我知道这一切变成了什么。
我知道我不曾开口,却已向你索取了太多。
那些未曾说出的东西,清清楚楚地落在他们之间,沉得几乎令人难以呼吸。
直到这一刻,林书玉才忽然明白,自己竟原来这样想被人懂得。
那点迟来的酸意猝不及防涌上喉间,快得连遮掩都来不及。
他本该退开的。
本该抽回手,告诉自己这不过是疲惫,是距离太近,是小屋太窄,是连日阴雨与过多沉默将一切都扭曲得暧昧不清。
可他只是站在那里。
困在沈昭衍轻得近乎温柔的手里,也困在那种被看得太明白的安静溃败里。
屋子另一头,焰无邪仍一言不发。
可他的沉默也已经变了。
那点戏谑彻底不见,连惯常的挑衅都被收了回去。
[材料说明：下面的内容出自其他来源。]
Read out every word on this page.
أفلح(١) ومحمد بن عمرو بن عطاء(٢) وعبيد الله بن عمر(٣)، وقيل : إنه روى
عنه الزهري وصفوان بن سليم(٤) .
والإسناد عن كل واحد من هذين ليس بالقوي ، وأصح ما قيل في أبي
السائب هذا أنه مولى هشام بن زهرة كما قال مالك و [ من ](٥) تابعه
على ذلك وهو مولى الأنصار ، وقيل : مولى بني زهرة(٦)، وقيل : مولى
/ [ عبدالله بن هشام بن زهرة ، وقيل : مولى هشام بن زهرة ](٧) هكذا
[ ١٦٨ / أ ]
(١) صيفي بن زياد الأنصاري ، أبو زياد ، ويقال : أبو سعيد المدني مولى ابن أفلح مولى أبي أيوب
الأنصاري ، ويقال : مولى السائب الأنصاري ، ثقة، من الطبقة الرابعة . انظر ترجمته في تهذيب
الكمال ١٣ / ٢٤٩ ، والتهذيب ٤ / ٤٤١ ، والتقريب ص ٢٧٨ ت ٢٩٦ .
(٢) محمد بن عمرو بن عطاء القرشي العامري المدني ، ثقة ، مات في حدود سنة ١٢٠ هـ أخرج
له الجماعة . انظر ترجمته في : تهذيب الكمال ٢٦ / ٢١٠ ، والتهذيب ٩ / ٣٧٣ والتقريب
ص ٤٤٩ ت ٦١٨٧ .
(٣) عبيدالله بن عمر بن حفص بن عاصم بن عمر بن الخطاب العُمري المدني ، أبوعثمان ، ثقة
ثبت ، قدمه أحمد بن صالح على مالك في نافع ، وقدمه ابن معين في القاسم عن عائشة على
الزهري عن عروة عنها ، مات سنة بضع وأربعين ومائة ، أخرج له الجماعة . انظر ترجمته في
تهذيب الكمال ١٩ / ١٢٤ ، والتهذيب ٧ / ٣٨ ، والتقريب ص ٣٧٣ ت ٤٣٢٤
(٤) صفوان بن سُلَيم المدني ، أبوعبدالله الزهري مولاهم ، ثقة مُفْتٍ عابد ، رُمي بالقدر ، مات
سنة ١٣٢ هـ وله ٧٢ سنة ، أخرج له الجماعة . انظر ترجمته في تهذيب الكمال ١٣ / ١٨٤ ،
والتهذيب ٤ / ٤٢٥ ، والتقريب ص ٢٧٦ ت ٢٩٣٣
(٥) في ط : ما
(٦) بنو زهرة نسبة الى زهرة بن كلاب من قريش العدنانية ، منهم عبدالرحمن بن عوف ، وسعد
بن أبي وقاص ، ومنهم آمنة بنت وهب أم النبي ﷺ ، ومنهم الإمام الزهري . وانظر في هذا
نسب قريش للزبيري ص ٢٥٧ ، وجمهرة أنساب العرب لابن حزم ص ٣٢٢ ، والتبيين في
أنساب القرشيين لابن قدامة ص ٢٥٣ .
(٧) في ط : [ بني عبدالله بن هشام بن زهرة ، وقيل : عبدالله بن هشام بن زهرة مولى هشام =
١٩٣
剩下的,只是一种更安静、也更不留情的沉默,暗着,冷着,像受了伤,却仍死死盯着。
林书玉几乎能感觉到那目光落在背后,像火一样灼着。
而他也在这一瞬,终于无比清楚地明白——
这两个人,谁都没有学会该如何伸手。
他们只学会了,如何先伤人。
这念头轻轻撞进他心里最柔软的地方。
林书玉缓缓吸了一口气。
然后抬起另一只手,轻轻覆上沈昭衍扣在他腕间的手指。
轻得像落雪。
不是为了推开。
也不是为了挣脱。
甚至不是为了让那只手松开。
他只是,极轻极轻地,用自己的触碰,回了一次对方的触碰。
屋中霎时静得连呼吸都像停了。
掌心之下,沈昭衍的手蓦然收紧了一瞬。
极轻,极短,近乎不受控制。
随即又克制地静了下去。
林书玉抬眼看着他。
在灯火、沉默与未说出口的话交织出的脆弱静寂里,他说出了自己所剩无几的、最温柔的一句实话。
“那就让它容易一点。”
那一瞬,谁都没有动。
窗外,檐角残水坠入夜色深处。
屋内,沈昭衍望着他,目光始终未曾离开。
然后很慢很慢地,像一个只能靠触碰去学会何为退让的人——
他松开了手。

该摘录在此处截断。